A High Court ruling has allowed Hong Kong's US$3 billion reit to proceed, sparing the government a huge scandal and delivering only a modest dose of embarrassment.

But if the Tung administration continues down this accident-prone path, investors may begin weighing in political risks when assessing their Hong Kong plans.

In financial terms, this translates into less money assigned to Hong Kong equities by international money managers. When bungling politicians become more important than economic fundamentals, professional investors tend to take a step back.

A common strain in both the Hunghom Peninsula demolition debacle and now the reit fiasco is a dysfunctional political system that provides mechanisms for only complaint, not participation.

Ratings agency Moody's raised such concerns in May, noting how dissatisfied popular aspirations could damage investor confidence and undermine the government's ability to address critical issues such as the budget deficit.

Today, with the stock and property markets buoyant and the economy robust, such worries might appear misplaced.

Political risk might normally conjure images of rioting in Indonesia or coups in Philippines. But it can also be the less dramatic sort that allows unforeseen events to disrupt normal economic function.

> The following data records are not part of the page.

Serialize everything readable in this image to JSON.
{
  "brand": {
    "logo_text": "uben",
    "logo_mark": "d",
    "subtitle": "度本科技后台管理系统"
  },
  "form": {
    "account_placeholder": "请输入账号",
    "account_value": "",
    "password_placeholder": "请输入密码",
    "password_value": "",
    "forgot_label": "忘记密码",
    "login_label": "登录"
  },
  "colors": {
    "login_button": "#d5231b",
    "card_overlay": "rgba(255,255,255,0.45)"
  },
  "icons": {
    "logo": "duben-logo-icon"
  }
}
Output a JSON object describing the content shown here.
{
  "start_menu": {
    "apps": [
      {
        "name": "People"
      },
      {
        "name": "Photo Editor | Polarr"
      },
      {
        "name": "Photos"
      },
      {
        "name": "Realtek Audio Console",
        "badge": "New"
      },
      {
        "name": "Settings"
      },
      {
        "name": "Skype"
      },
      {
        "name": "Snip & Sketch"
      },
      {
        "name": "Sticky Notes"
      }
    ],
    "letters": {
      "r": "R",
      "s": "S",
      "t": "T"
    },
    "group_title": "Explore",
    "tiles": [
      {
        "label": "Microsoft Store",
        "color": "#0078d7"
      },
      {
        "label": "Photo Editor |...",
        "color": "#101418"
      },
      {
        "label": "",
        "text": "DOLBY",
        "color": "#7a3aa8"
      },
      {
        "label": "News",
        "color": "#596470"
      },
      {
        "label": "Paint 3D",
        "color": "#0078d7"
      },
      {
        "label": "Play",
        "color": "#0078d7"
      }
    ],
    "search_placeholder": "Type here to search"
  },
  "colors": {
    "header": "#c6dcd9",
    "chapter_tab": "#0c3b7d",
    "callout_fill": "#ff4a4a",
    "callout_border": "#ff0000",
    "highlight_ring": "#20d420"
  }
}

If our government luminaries had adopted a less high-handed, more transparent approach over the reit, the damage to Hong Kong's reputation could have been avoided.

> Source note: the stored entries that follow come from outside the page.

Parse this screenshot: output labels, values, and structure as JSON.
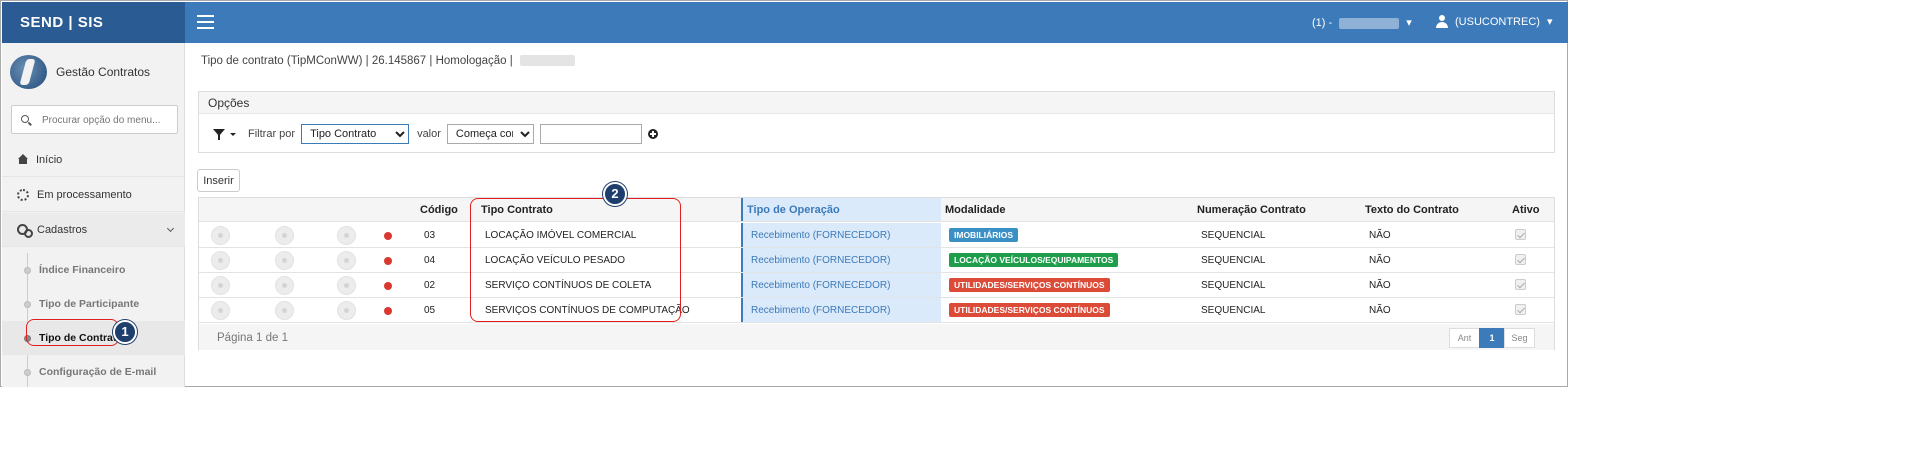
{
  "app": {
    "brand": "SEND | SIS",
    "module": "Gestão Contratos"
  },
  "topbar": {
    "context_prefix": "(1) -",
    "user_label": "(USUCONTREC)"
  },
  "sidebar": {
    "search_placeholder": "Procurar opção do menu...",
    "items": [
      {
        "label": "Início",
        "icon": "home-icon"
      },
      {
        "label": "Em processamento",
        "icon": "spinner-icon"
      },
      {
        "label": "Cadastros",
        "icon": "gears-icon"
      }
    ],
    "subitems": [
      "Índice Financeiro",
      "Tipo de Participante",
      "Tipo de Contrato",
      "Configuração de E-mail"
    ],
    "active_subitem": "Tipo de Contrato"
  },
  "breadcrumb": "Tipo de contrato (TipMConWW) | 26.145867 | Homologação |",
  "options": {
    "title": "Opções",
    "filter_label": "Filtrar por",
    "filter_field": "Tipo Contrato",
    "value_label": "valor",
    "operator": "Começa com",
    "value": ""
  },
  "insert_label": "Inserir",
  "grid": {
    "headers": [
      "Código",
      "Tipo Contrato",
      "Tipo de Operação",
      "Modalidade",
      "Numeração Contrato",
      "Texto do Contrato",
      "Ativo"
    ],
    "rows": [
      {
        "codigo": "03",
        "tipo": "LOCAÇÃO IMÓVEL COMERCIAL",
        "operacao": "Recebimento (FORNECEDOR)",
        "modalidade": "IMOBILIÁRIOS",
        "modalidade_color": "#3a8fc4",
        "numeracao": "SEQUENCIAL",
        "texto": "NÃO"
      },
      {
        "codigo": "04",
        "tipo": "LOCAÇÃO VEÍCULO PESADO",
        "operacao": "Recebimento (FORNECEDOR)",
        "modalidade": "LOCAÇÃO VEÍCULOS/EQUIPAMENTOS",
        "modalidade_color": "#1e9e4a",
        "numeracao": "SEQUENCIAL",
        "texto": "NÃO"
      },
      {
        "codigo": "02",
        "tipo": "SERVIÇO CONTÍNUOS DE COLETA",
        "operacao": "Recebimento (FORNECEDOR)",
        "modalidade": "UTILIDADES/SERVIÇOS CONTÍNUOS",
        "modalidade_color": "#dc4a38",
        "numeracao": "SEQUENCIAL",
        "texto": "NÃO"
      },
      {
        "codigo": "05",
        "tipo": "SERVIÇOS CONTÍNUOS DE COMPUTAÇÃO",
        "operacao": "Recebimento (FORNECEDOR)",
        "modalidade": "UTILIDADES/SERVIÇOS CONTÍNUOS",
        "modalidade_color": "#dc4a38",
        "numeracao": "SEQUENCIAL",
        "texto": "NÃO"
      }
    ],
    "status_color": "#d9382f",
    "page_info": "Página 1 de 1",
    "pager": {
      "prev": "Ant",
      "current": "1",
      "next": "Seg"
    }
  },
  "callouts": [
    "1",
    "2"
  ],
  "colors": {
    "topbar": "#3c7ab9",
    "brand_bg": "#2a5c93",
    "callout": "#e02020",
    "badge": "#1e3f6e"
  }
}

It is easy to see how Director of Housing Leung Chin-man's action to blithely ignore questions of legislators Albert Cheng King-hon, Chan Wai-yip and 'Long Hair' Leung Kwok-hung at the reit press launch acted as a bait to ensure a court challenge.

Moreover, the subsequent handling of the IPO allocation only served to fuel suspicion that small investors were getting a raw deal. Secretary for Housing, Planning and Lands Michael Suen Ming-yeung defended the policy saying that a 90:10 allocation - or even 95:5 - between institutional and retail investors was the norm all over the world.

The eventual decision to allocate 65 per cent to retail investors to foster 'social harmony' had a hollow ring, coming only after the launch of a legal challenge which called into question the whole listing.

Whether justified or not, the outrage over allegedly unfair dealings between the government and business interests is likely to remain. Other pressure groups are likely to be encouraged by signs the government will bow to public pressure, meaning the West Kowloon cultural hub project and utility price rises could also become lightning rods of discontent.

In the absence of a better system more protests look likely, giving ample reason to pause before investing in Hong Kong.